Esta epopeia, de que também se conhecem notícias de solicitação persistente – do jornal Público, da Focus, da Visão –, obedientemente escrita, parece inverter em parte a máxima pombalina. Vivos e mortos, desenterrados com cuidados de poeta, habitam mundos adjacentes numa escrita que não raras vezes se estrutura em função de um dialogismo desesperado, que pode bem dispensar as palavras, que está por vezes para lá das palavras. E não conhece outra retórica que a das imagens e dos vestígios: passos, pegadas, ecos, rumores, retratos, a reiterarem o papel que é o de todos os retratos – compensar ausências: “Dessa fotografia não sobrou muita coisa, o cenário desvaneceu-se quase todo, as pessoas principiam a desaparecer” ou, na crónica em que evoca o amigo Cardoso Pires: “se não fosse desagradável para o teu pudor, confessava-te que tenho o teu retrato ali, naquela mesa […] o olhinho divertido atrás dos óculos, a boca de quem acabou de pregar uma partida ao mundo e se escondeu num canto a troçar dele”.
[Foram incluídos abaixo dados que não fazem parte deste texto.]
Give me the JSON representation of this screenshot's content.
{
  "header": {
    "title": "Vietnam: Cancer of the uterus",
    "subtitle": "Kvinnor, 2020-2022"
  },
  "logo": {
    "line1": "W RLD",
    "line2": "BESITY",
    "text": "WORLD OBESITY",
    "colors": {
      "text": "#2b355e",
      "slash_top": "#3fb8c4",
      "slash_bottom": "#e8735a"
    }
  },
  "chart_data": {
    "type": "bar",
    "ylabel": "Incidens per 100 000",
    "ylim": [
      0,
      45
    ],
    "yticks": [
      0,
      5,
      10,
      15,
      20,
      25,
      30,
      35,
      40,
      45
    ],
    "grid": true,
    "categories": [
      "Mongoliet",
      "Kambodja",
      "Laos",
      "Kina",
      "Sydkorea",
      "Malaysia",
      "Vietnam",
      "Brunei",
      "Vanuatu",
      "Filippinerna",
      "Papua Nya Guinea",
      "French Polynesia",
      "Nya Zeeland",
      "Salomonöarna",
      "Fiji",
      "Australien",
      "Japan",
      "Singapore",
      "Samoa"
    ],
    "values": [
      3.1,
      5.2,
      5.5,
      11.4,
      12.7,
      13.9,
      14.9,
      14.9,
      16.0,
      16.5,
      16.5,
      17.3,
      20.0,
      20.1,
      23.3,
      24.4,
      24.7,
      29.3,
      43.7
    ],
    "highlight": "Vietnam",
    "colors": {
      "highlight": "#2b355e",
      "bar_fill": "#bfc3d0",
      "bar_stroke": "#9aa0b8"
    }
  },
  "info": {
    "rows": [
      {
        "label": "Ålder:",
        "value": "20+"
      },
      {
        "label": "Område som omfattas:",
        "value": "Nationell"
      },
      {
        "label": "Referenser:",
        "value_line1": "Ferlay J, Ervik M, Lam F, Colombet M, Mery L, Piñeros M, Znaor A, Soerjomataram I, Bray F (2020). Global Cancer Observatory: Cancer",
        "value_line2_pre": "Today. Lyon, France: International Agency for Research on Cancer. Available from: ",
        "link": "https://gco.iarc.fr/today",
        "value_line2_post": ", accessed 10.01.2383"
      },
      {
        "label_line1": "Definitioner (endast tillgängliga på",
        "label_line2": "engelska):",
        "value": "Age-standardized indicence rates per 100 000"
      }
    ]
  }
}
Nestas admiráveis crónicas, a moverem-se na esfera dos pequenos formatos domésticos e quotidianos que transportam no seu curso a nossa história coletiva, vai passando Portugal, com as suas peripécias, suas proezas de taberna, fraquezas quotidianas, cansaços, desencantos, frustrações, lágrimas contidas (“Que mariquice chorar”), correlativos do desamparo em que se vive. São lusíadas sem recursos de salvação nem ajudas providenciais os que povoam as páginas destas crónicas de medida humana. O amor é uma ilha afundada, pelas relações difíceis, frias, fracassadas, impossíveis.
Os “heróis”, em muitos casos gente mais ou menos anónima, rompem com o retrato exemplar do herói clássico. É o caso do Pontinha, com os seus “dentes mal plantados”, batido pelas ondas do infortúnio quotidiano, a bater e a levar da mulher; do Necas bêbado, com um cabelo que é “um hino à caspa e à gordura”; do Florentino, “bebedor homérico”, ou do senhor Joaquim, “pequeno e bexigoso”, orgulhoso da doença de Parkinson do filho. E são raras as mulheres com “orgulho de navio à vela”.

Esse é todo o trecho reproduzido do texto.